His brother was lying on his stomach, his legs and arms barely moving. He was gasping for breath.
“Xander!” David yelled. “Keal, Xander’s hurt, hurt bad!”
Keal knelt beside Xander and rolled him over. “Xander?” he said. He shook his shoulders.
Xander tried to lift his head. It clunked back to the floor. “Can’t . . . breathe . . . “
“The dart!” David said, pointing. It had collapsed flat against Xander’s chest by his fall to the floor.
Keal plucked it out and examined the tip. David could see blood, but it didn’t seem to have gone in very far.
“Is it poison?” David asked.
Keal nodded. “Probably curare.” He leaned over Xander and placed his palms low on his chest. He pushed down, relaxed, pushed again. Air rushed out of Xander’s mouth with each push.
“Better?” Keal asked.
Xander wheezed. “Y-yeah.” He gasped.
Keal continued pushing, relaxing, pushing.
David scooted along the floor to his brother’s side. “Is it his heart?” he said.
“His lungs,” Keal answered. “Or actually, the muscles that work the lungs. Curare is a fast-acting poison. It relaxes the muscles to the point that you can’t breathe.
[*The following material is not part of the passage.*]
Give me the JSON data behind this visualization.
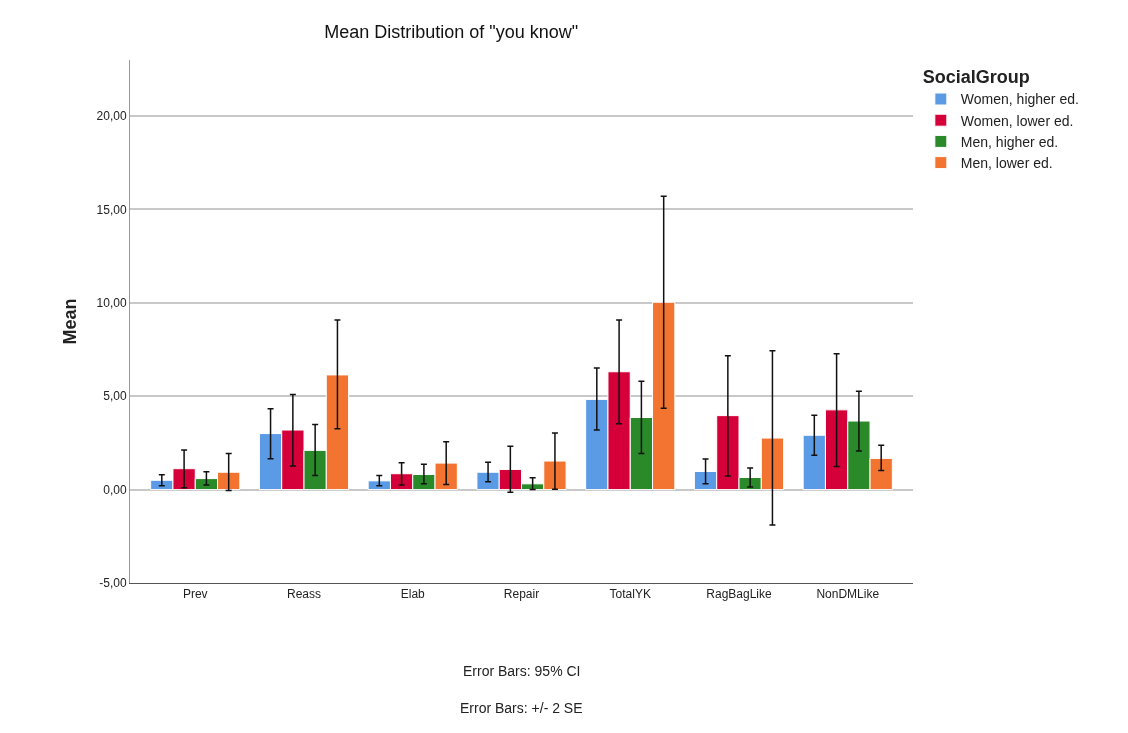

If we don’t get an antidote in him fast . . . “ He closed his mouth and appeared to concentrate on working Xander’s lungs for him.
“What?” David said. “What will happen if he doesn’t get the antidote? Keal!”
“He’ll suffocate,” Keal said. “All right? He’ll suffocate.”
Xander gasped. His face rolled toward David. His lids were droopy, but David saw the fear in his eyes.
David reached out and squeezed his hand. “You’ll be okay, Xander. We’ll take care of you. Right, Keal? We can get him to the hospital in time. Tell me we can!”